As an ex-presidential consultant, a former adviser to the World Bank, a financial researcher for the United Nations and a professor in the US, Artur Baptista da Silva's outspoken attacks on Portugal's austerity cuts made the bespectacled 61-year-old one of the country's leading media pundits last year.
The only problem was that Baptista da Silva is none of the above.
He turned out to be a convicted forger with fake credentials and, following his spectacular hoodwinking of Portuguese society, he could soon face fraud charges.
Baptista da Silva's conversion into the latest must-interview figure on the media circuit began when he turned up last April at Lisbon's main philanthropic institution, the Academia do Bacalhau, with a supply of business cards - which, it later turned out, bore false credentials - and an impressive-sounding dissertation entitled Growth, Inequality and Poverty: Looking Beyond Averages which, it also transpired, was "borrowed" from its writer, a World Bank employee, via the internet.

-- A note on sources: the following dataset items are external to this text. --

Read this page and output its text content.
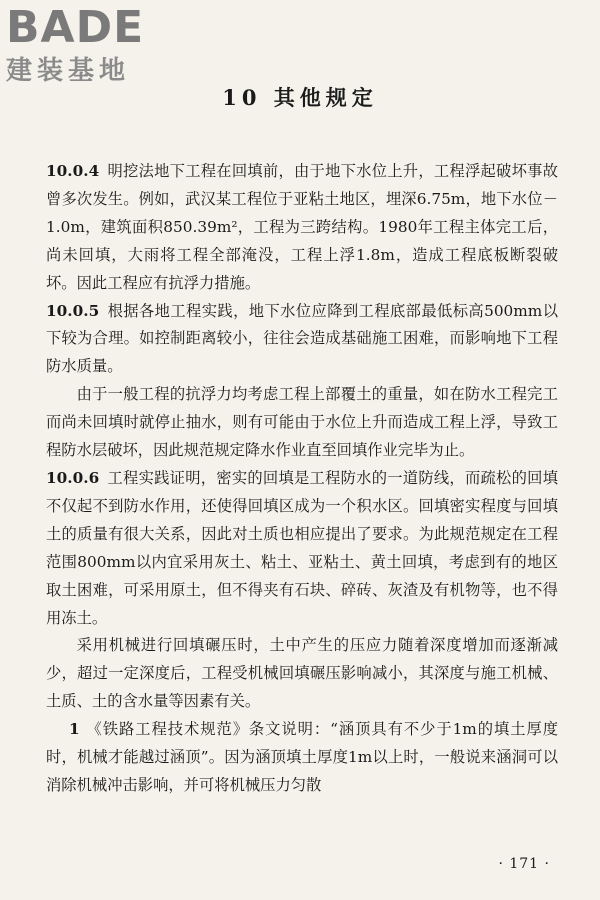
BADE
建装基地
10 其他规定

10.0.4 明挖法地下工程在回填前，由于地下水位上升，工程浮起破坏事故曾多次发生。例如，武汉某工程位于亚粘土地区，埋深6.75m，地下水位－1.0m，建筑面积850.39m²，工程为三跨结构。1980年工程主体完工后，尚未回填，大雨将工程全部淹没，工程上浮1.8m，造成工程底板断裂破坏。因此工程应有抗浮力措施。

10.0.5 根据各地工程实践，地下水位应降到工程底部最低标高500mm以下较为合理。如控制距离较小，往往会造成基础施工困难，而影响地下工程防水质量。

由于一般工程的抗浮力均考虑工程上部覆土的重量，如在防水工程完工而尚未回填时就停止抽水，则有可能由于水位上升而造成工程上浮，导致工程防水层破坏，因此规范规定降水作业直至回填作业完毕为止。

10.0.6 工程实践证明，密实的回填是工程防水的一道防线，而疏松的回填不仅起不到防水作用，还使得回填区成为一个积水区。回填密实程度与回填土的质量有很大关系，因此对土质也相应提出了要求。为此规范规定在工程范围800mm以内宜采用灰土、粘土、亚粘土、黄土回填，考虑到有的地区取土困难，可采用原土，但不得夹有石块、碎砖、灰渣及有机物等，也不得用冻土。

采用机械进行回填碾压时，土中产生的压应力随着深度增加而逐渐减少，超过一定深度后，工程受机械回填碾压影响减小，其深度与施工机械、土质、土的含水量等因素有关。

1 《铁路工程技术规范》条文说明：“涵顶具有不少于1m的填土厚度时，机械才能越过涵顶”。因为涵顶填土厚度1m以上时，一般说来涵洞可以消除机械冲击影响，并可将机械压力匀散

· 171 ·
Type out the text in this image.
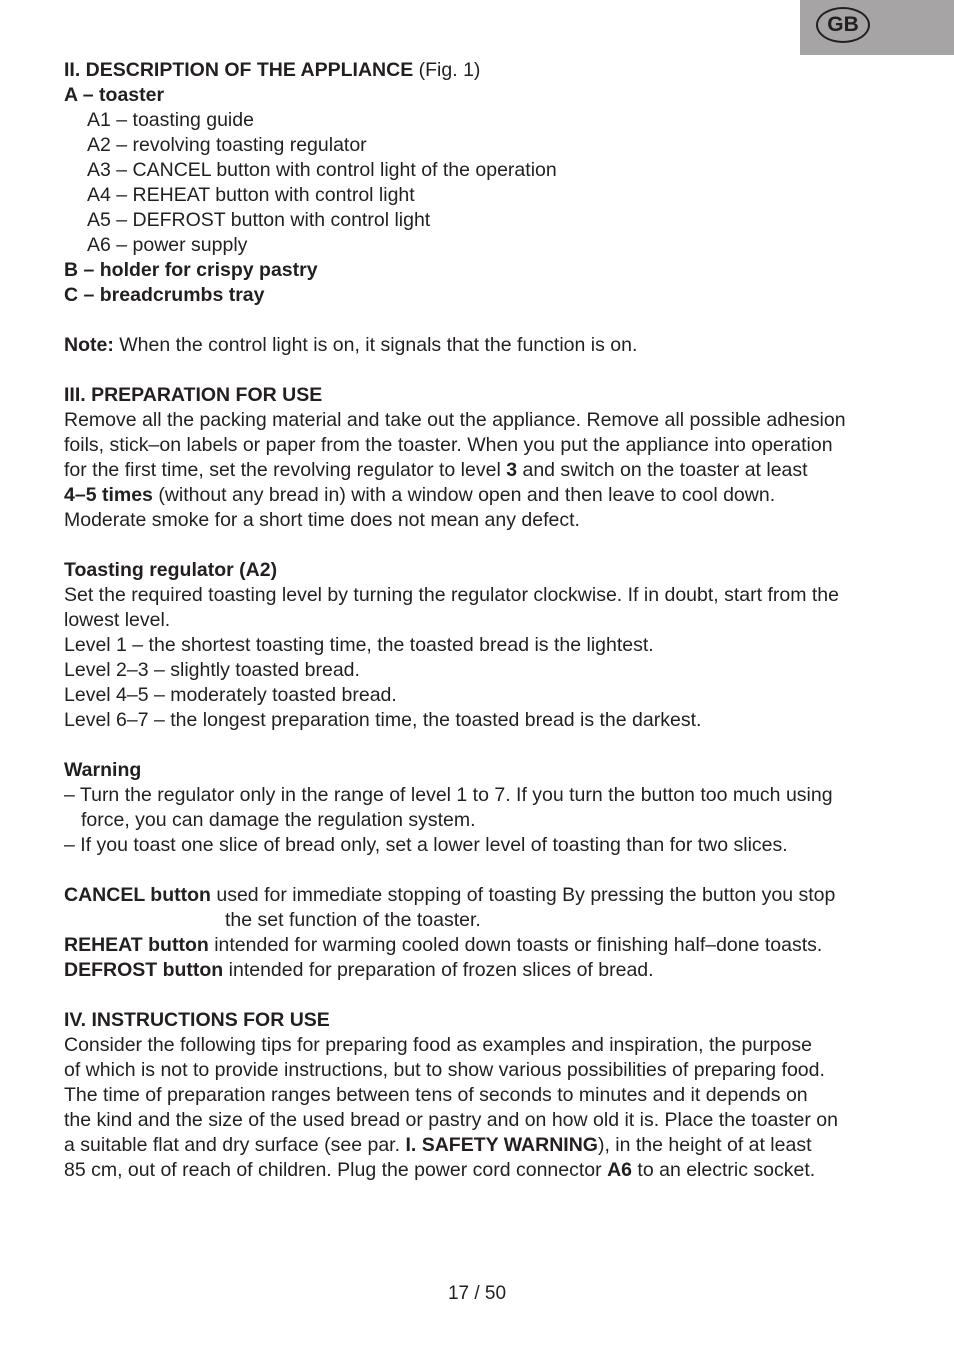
GB
II. DESCRIPTION OF THE APPLIANCE (Fig. 1)
A – toaster
A1 – toasting guide
A2 – revolving toasting regulator
A3 – CANCEL button with control light of the operation
A4 – REHEAT button with control light
A5 – DEFROST button with control light
A6 – power supply
B – holder for crispy pastry
C – breadcrumbs tray
Note: When the control light is on, it signals that the function is on.
III. PREPARATION FOR USE
Remove all the packing material and take out the appliance. Remove all possible adhesion
foils, stick–on labels or paper from the toaster. When you put the appliance into operation
for the first time, set the revolving regulator to level 3 and switch on the toaster at least
4–5 times (without any bread in) with a window open and then leave to cool down.
Moderate smoke for a short time does not mean any defect.
Toasting regulator (A2)
Set the required toasting level by turning the regulator clockwise. If in doubt, start from the
lowest level.
Level 1 – the shortest toasting time, the toasted bread is the lightest.
Level 2–3 – slightly toasted bread.
Level 4–5 – moderately toasted bread.
Level 6–7 – the longest preparation time, the toasted bread is the darkest.
Warning
– Turn the regulator only in the range of level 1 to 7. If you turn the button too much using
force, you can damage the regulation system.
– If you toast one slice of bread only, set a lower level of toasting than for two slices.
CANCEL button used for immediate stopping of toasting By pressing the button you stop
the set function of the toaster.
REHEAT button intended for warming cooled down toasts or finishing half–done toasts.
DEFROST button intended for preparation of frozen slices of bread.
IV. INSTRUCTIONS FOR USE
Consider the following tips for preparing food as examples and inspiration, the purpose
of which is not to provide instructions, but to show various possibilities of preparing food.
The time of preparation ranges between tens of seconds to minutes and it depends on
the kind and the size of the used bread or pastry and on how old it is. Place the toaster on
a suitable flat and dry surface (see par. I. SAFETY WARNING), in the height of at least
85 cm, out of reach of children. Plug the power cord connector A6 to an electric socket.
17 / 50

At the time, Baptista da Silva also claimed to be a social economics professor at Milton College - a private university in Wisconsin, US, which actually closed in 1982 - and to be masterminding a UN research project into the effects of the recession on southern European countries. He even, some reports say, tried to pass himself off as a former adviser to Portugal's President, Joaio Sampaio, and the World Bank.